Kisah hidup Santa Caroline harus menjadi inspirasi dalam kehidupan pelayanan umat Katolik. Caroline Gerhardinger merupakan sosok yang dapat memberikan contoh dalam pengabdiannya di bidang pendidikan. Lahir pada 1797 pada masa pergolakan di Bavaria, Santa Caroline telah dinobatkan sebagai guru bersertifikat di sekolah khusus perempuan di Stadtamhof, Regensburg.
Caroline merupakan pendidik berbakat dan antusias dalam membesarkan hati anak-anak didiknya. Tak heran, ia mendapat tempat spesial di hati murid-muridnya. Di bawah bimbingan rohani Uskup George Michael Wittmann (1760-1833), Caroline akhirnya menyadari bahwa ia mendapat panggilan Tuhan untuk mendirikan komunitas religius dalam memenuhi kebutuhan zaman melalui pendidikan.
Ia pun mendirikan Sekolah Suster Notre Dame, dengan misi mendidik perempuan dan anak-anak. Dengan sumpah religiusnya dia mengambil nama Theresa dalam Sakramen Mahakudus pada 16 November 1835 dimana ia dikenal dengan nama Theresa of Jesus.
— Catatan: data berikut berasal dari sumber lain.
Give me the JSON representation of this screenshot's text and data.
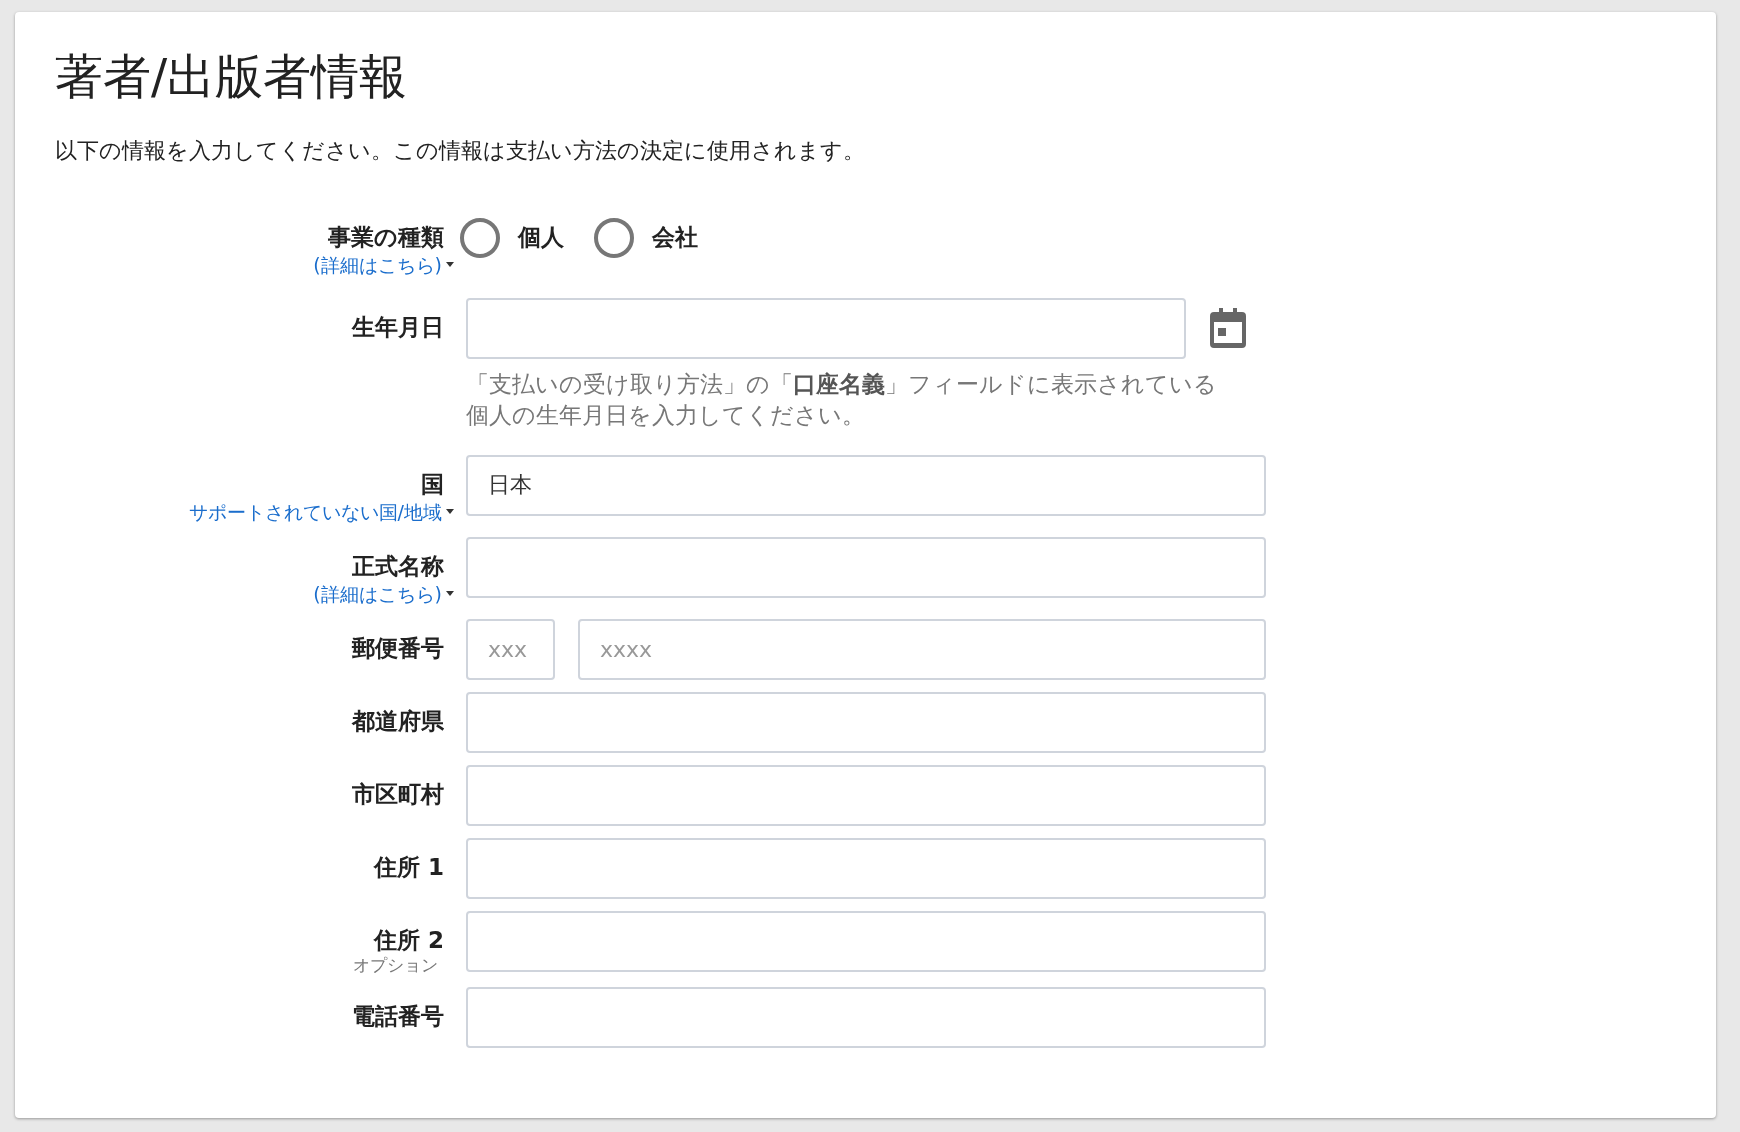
{
  "title": "著者/出版者情報",
  "intro": "以下の情報を入力してください。この情報は支払い方法の決定に使用されます。",
  "fields": [
    {
      "kind": "radio",
      "label": "事業の種類",
      "link": "(詳細はこちら)",
      "options": [
        {
          "label": "個人",
          "selected": false
        },
        {
          "label": "会社",
          "selected": false
        }
      ]
    },
    {
      "kind": "date",
      "label": "生年月日",
      "help": "「支払いの受け取り方法」の「**口座名義**」フィールドに表示されている個人の生年月日を入力してください。"
    },
    {
      "kind": "text",
      "label": "国",
      "link": "サポートされていない国/地域",
      "value": "日本"
    },
    {
      "kind": "text",
      "label": "正式名称",
      "link": "(詳細はこちら)"
    },
    {
      "kind": "postal",
      "label": "郵便番号",
      "inputs": [
        {
          "placeholder": "xxx"
        },
        {
          "placeholder": "xxxx"
        }
      ]
    },
    {
      "kind": "text",
      "label": "都道府県"
    },
    {
      "kind": "text",
      "label": "市区町村"
    },
    {
      "kind": "text",
      "label": "住所 1"
    },
    {
      "kind": "text",
      "label": "住所 2",
      "note": "オプション"
    },
    {
      "kind": "text",
      "label": "電話番号"
    }
  ]
}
Misi mendirikan sekolah suster Notre Dame ini bukannya tanpa tantangan. Namun ia dan para suster dapat melaluinya dengan baik hingga akhirnya aturan dan konstitusi School Sisters of Notre Dame akhirnya disetujui oleh Paus Pius IX pada 1865.
Caroline membawa ordo ke Amerika Serikat, di mana ordo itu berkembang pesat. Pembangunan sekolah dapat dibangun di tujuh kota dalam waktu satu tahun. Pada saat kematiannya pada tahun 1879, Ordo Beato Caroline berjumlah lebih dari 2500 biarawati yang mengajar di sekolah dasar, panti asuhan, serta merintis pengembangan beberapa Taman Kanak-kanak tempat dimana anak-anak belajar mengenal hidup dan persahabatan. Theresa kemudian terus memimpin kongregasi sebagai pemimpin umumnya, hingga ia meninggal pada 9 Mei 1879 di Munich.
Caroline dibeatifikasi oleh Paus Yohanes Paulus II pada tahun 1985. Beatifikasi merupakan tahap ketiga dari empat tahapan proses di mana gereja Katolik menyatakan bahwa individu mendapatkan penghormatan karena teladan dalam kehidupan mereka, terutama yang terkait dengan tindakan heroik.
Tentu, tahapan ini melalui studi intensif tentang kehidupan, tulisan, dan kebajikan dari individu tersebut. Caroline sendiri sudah membuktikannya, dimana ia memang bukan seorang martir karena iman tetapi ia merupakan perantara Tuhan dalam pelayanannya di bidang pendidikan.